By Keisha M. McClellan • May 30, 2018•Writers in Residence, Issues, Other Issues
There’s little doubt that being able to access your emails, texts, photos, and personal fitness stats on multiple devices, in multiple locations, is convenient. But from workplace privacy to Internet of Things (IoT) devices, the increasing concern is what is the hidden cost for connectivity and your data privacy? Does checking your personal email while connected to your employer’s wi-fi mean the company can access that personal content as well? Is your wearable fitness tracker data aggregated in a way that could compromise your ability to qualify for health insurance in the future? Could your robotic vacuum convey personal details about your home that could be shared? Possibly. Where you allow access to your data and how this data can be used raises concerning privacy implications in your everyday life. The universal truth is that using technology in today’s world goes hand in hand with some form of data being reviewed and/or collected as a quid pro quo.
For example, some organizations incentivize employees to use their own devices for work purposes in exchange for the company paying a portion of an employee’s monthly mobile bill. While this may allow for a work/life balance that supports telecommuting and decreases overhead costs for employers, it can also encourage 21st century workplace intrusions. For the employee, unauthorized monitoring of employees’ private affairs may accompany personal devices attached to the company’s wi-fi network. And there are threats to companies’ security as well. Work materials that are stored on and shared by personal devices could expose companies to cyberattacks that are challenging to contain. As is often the case with privacy concerns, the trade-offs between protecting individual rights and protecting the larger good is, indeed, a slippery slope.

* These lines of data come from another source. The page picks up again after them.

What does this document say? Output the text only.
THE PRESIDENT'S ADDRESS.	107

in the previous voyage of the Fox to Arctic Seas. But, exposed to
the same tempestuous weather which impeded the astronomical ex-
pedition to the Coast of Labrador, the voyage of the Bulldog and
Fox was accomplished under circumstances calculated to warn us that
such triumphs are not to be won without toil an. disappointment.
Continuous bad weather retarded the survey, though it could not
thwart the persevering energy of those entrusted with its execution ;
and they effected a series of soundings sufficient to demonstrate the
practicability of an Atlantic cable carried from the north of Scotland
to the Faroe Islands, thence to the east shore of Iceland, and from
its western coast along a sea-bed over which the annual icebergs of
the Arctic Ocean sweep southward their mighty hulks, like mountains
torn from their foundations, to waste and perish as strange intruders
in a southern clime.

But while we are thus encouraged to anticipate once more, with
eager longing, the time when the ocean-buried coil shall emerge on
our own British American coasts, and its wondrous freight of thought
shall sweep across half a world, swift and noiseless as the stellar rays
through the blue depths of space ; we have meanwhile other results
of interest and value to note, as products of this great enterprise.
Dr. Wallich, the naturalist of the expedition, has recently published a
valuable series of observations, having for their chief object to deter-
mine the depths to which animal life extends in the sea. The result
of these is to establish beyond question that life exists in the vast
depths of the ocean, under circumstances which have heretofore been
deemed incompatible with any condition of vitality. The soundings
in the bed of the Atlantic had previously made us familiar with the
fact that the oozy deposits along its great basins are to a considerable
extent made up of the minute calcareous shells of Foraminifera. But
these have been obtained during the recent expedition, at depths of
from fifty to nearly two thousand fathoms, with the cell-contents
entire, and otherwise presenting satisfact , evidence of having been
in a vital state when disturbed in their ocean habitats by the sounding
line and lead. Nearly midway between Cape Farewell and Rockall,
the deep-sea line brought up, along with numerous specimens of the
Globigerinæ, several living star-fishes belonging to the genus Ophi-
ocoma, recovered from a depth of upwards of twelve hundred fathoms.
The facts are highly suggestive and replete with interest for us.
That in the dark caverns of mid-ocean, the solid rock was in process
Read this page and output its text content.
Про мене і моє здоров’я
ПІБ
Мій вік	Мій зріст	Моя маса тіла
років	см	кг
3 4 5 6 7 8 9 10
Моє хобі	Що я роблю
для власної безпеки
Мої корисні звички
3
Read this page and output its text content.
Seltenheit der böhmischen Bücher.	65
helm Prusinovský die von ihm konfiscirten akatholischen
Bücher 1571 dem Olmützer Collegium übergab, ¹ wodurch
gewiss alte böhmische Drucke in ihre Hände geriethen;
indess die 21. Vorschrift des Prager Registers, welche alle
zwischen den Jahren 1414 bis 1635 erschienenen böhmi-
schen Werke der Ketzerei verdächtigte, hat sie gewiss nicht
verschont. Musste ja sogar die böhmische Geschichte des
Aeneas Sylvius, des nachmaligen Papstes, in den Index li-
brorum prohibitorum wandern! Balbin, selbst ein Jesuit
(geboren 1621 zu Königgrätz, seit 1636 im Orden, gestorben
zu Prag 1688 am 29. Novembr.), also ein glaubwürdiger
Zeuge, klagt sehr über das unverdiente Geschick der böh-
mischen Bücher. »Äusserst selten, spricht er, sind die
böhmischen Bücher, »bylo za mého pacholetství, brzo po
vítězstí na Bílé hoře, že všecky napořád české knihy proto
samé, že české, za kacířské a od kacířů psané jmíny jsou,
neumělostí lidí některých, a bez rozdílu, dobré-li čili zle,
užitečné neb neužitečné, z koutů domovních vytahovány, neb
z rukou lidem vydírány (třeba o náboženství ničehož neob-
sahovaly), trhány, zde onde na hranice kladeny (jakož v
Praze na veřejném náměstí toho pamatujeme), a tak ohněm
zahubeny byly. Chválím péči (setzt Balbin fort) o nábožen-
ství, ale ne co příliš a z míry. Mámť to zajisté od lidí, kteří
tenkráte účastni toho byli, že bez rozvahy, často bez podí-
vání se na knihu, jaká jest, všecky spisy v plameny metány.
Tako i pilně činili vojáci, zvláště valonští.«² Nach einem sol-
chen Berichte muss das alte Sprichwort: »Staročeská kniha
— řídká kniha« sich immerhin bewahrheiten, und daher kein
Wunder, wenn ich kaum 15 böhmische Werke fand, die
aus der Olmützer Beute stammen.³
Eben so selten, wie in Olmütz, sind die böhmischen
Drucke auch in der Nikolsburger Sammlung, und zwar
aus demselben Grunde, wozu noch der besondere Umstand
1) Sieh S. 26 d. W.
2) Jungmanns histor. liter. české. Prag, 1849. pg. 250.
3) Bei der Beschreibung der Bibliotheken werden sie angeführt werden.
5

The digital age presents privacy concerns that test the limits of data privacy laws. The sector-specific approach to privacy that is a hallmark of the American system sharply contrasts with the more dimensional approach to privacy that defines the newly-launched European Union’s General Data Protection Regulation (GDPR) where protecting the individual is at the core of privacy protections. “The United States has historically regulated privacy in context, with piecemeal laws for the privacy of healthcare records, financial documents, and federal communications.” In contrast, the EU’s GDPR approach places individual privacy rights front and center and then uses laws to support that intention. The GDPR requires companies to get a person’s consent before collecting data and to provide clear terms of service: it also creates a robust punitive structure to deter privacy violations. In short, GDPR enables "people [to] request their online data and restricts how companies obtain and handle the information.”
In all, while technology may enhance many aspects of everyday life, the potential for data privacy intrusions warrant privacy protections that evolve with the changing times.